Print Wikipedia
Description

Print Wikipedia (2009–2016) is both a utilitarian visualization of the largest accumulation of human knowledge and a poetic gesture towards the futility of the scale of big data. Mandiberg has written software that parses the entirety of the English-language Wikipedia database and programmatically lays out thousands of volumes, complete with covers, and then uploads them for print-on-demand. Built on what is likely the largest appropriation ever made, it is also a work of found poetry that draws attention to the sheer size of the encyclopedia’s content and the impossibility of rendering Wikipedia as a material object in fixed form: Once a volume is printed it is already out of date. The work is also a reflection on the actual transparency or completeness of knowledge containers and history” (project website).

Thus, the artist uses the transfer of the online encyclopedia into the familiar book format as a scale of measurement for the unimaginable amounts of data. Only this makes the dimensions of the collective writing experiment and the extent of the collected knowledge on Wikipedia comprehensible. In total, it takes 7,473 volumes. They include only the text of the Wikipedia articles, not the images and references. They are complimented by a ninety-one volume Wikipedia Table of Contents and a thirty-six volume Wikipedia Contributor Appendix which lists the names of the 7.5 million Wikipedia users who have made at least a single edit to the website. Each volume has its own ISBN.

The artwork, categorized as “poetry” in Lulu’s webshop, was launched and first exhibited at Denny Gallery, New York, in 2015. The exhibition presented a live projected video which displayed the fully automatic generation and upload of the Print Wikipedia volumes to Lulu.com. This process lasted twenty-four days, three hours, and eighteen minutes. Each time a volume was completed and uploaded, an announcement was posted to Twitter (@PrintWikipedia).

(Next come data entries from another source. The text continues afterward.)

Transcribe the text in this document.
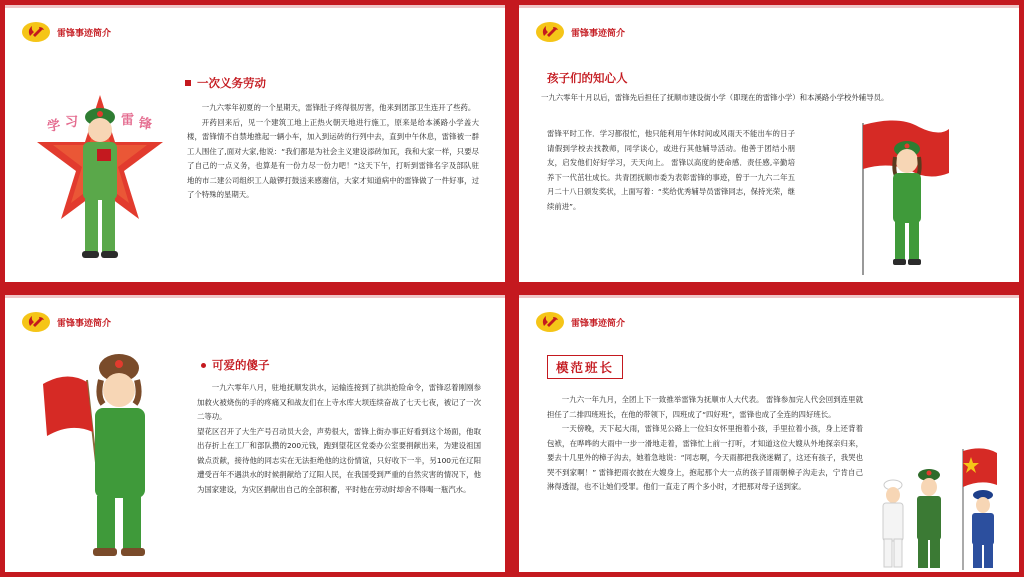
雷锋事迹简介
学 习	雷 锋
一次义务劳动

一九六零年初夏的一个星期天，雷锋肚子疼得很厉害，他来到团部卫生连开了些药。

开药回来后，见一个建筑工地上正热火朝天地进行施工，原来是给本溪路小学盖大楼，雷锋情不自禁地推起一辆小车，加入到运砖的行列中去，直到中午休息，雷锋被一群工人围住了,面对大家,他说：“我们都是为社会主义建设添砖加瓦，我和大家一样，只要尽了自己的一点义务，也算是有一份力尽一份力吧！”这天下午，打听到雷锋名字及部队驻地的市二建公司组织工人敲锣打鼓送来感谢信，大家才知道病中的雷锋做了一件好事，过了个特殊的星期天。

雷锋事迹简介
孩子们的知心人

一九六零年十月以后，雷锋先后担任了抚顺市建设街小学（即现在的雷锋小学）和本溪路小学校外辅导员。

雷锋平时工作．学习都很忙，他只能利用午休时间或风雨天不能出车的日子请假到学校去找教师，同学谈心，或进行其他辅导活动。他善于团结小朋友，启发他们好好学习，天天向上。 雷锋以高度的使命感．责任感,辛勤培养下一代茁壮成长。共青团抚顺市委为表彰雷锋的事迹，曾于一九六二年五月二十八日颁发奖状，上面写着：“奖给优秀辅导员雷锋同志，保持光荣，继续前进”。

雷锋事迹简介
可爱的傻子

一九六零年八月，驻地抚顺发洪水，运输连接到了抗洪抢险命令，雷锋忍着刚刚参加救火被烧伤的手的疼痛又和战友们在上寺水库大坝连续奋战了七天七夜，被记了一次二等功。

望花区召开了大生产号召动员大会，声势很大，雷锋上街办事正好看到这个场面，他取出存折上在工厂和部队攒的200元钱，跑到望花区党委办公室要捐献出来，为建设祖国做点贡献，接待他的同志实在无法拒绝他的这份情谊，只好收下一半，另100元在辽阳遭受百年不遇洪水的时候捐献给了辽阳人民，在我国受到严重的自然灾害的情况下，他为国家建设，为灾区捐献出自己的全部积蓄，平时他在劳动时却舍不得喝一瓶汽水。

雷锋事迹简介
模范班长

一九六一年九月，全团上下一致推举雷锋为抚顺市人大代表。 雷锋参加完人代会回到连里就担任了二排四班班长，在他的带领下，四班成了“四好班”，雷锋也成了全连的四好班长。

一天傍晚，天下起大雨，雷锋见公路上一位妇女怀里抱着小孩，手里拉着小孩，身上还背着包袱，在哗哗的大雨中一步一滑地走着，雷锋忙上前一打听，才知道这位大嫂从外地探亲归来，要去十几里外的樟子沟去，她着急地说：“同志啊，今天雨都把我浇迷糊了，这还有孩子，我哭也哭不到家啊！” 雷锋把雨衣披在大嫂身上，抱起那个大一点的孩子冒雨朝樟子沟走去，宁肯自己淋得透湿，也不让她们受罪。他们一直走了两个多小时，才把那对母子送到家。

In addition to this video, the exhibition featured a selection of printed volumes in front of a customized wallpaper that represented floor-to-ceiling bookshelves full of volumes illustrating how much space the entire Wikipedia would take. Mandiberg is convinced: “It is not necessary to print them all out, as our imaginations can complete what’s missing” (Michael Mandiberg, “Making Print Wikipedia”). Sophie Seita has described this strange but very typical state of limbo for print-on-demand, on the threshold of becoming printed in almost the same words as “imagined printedness” (Sophie Seita, “Thinking the Unprintable”).

The individual volumes and the entirety of Print Wikipedia, Wikipedia Table of Contents, and Wikipedia Contributor Appendix are available for sale on Lulu.com. We purchased the first volume of each of the three series for our collection. The script is made available on GitHub.com, including the README files explaining the multi-step process in more detail and noting bug fixes for future iterations. The code parses the entire Wikipedia database, creates print ready PDFs, and uploads them to Lulu.com. The install documents for future exhibitions, covering the upload process and the custom wallpaper’s production, are also available.

Wikimedia cooperated with the project and Lulu.com helped fund it. The reason the artist turned to Lulu in the first place was because uploading such volumes of data and books would surely have led to their account being suspended by the platform because it could be considered a spam or DoS attack.

Like Wikipedia itself, Mandiberg’s project is produced under the Creative Commons license CC BY-SA. However, in order to be allowed to use the Wikipedia logo, Mandiberg was supposed to label each volume with the statement “This is a work of art” on the front cover. In the end it was agreed that on the back cover the following note was to be printed in small font, which also clarifies the question of authorship attribution: “CC BY-SA 3.0 2015, Wikipedia contributors; see Appendix for a complete list of contributors. […] This work is legally categorized as an artistic work. As such, this qualifies for trademark use under clause 3.6.3 (Artistic, scientific, literary, political, and other non-commercial uses) as denoted at wikimediafoundation.org/wiki/ Trademark_policy. […] This work is not endorsed by or affiliated with the Wikimedia Foundation.”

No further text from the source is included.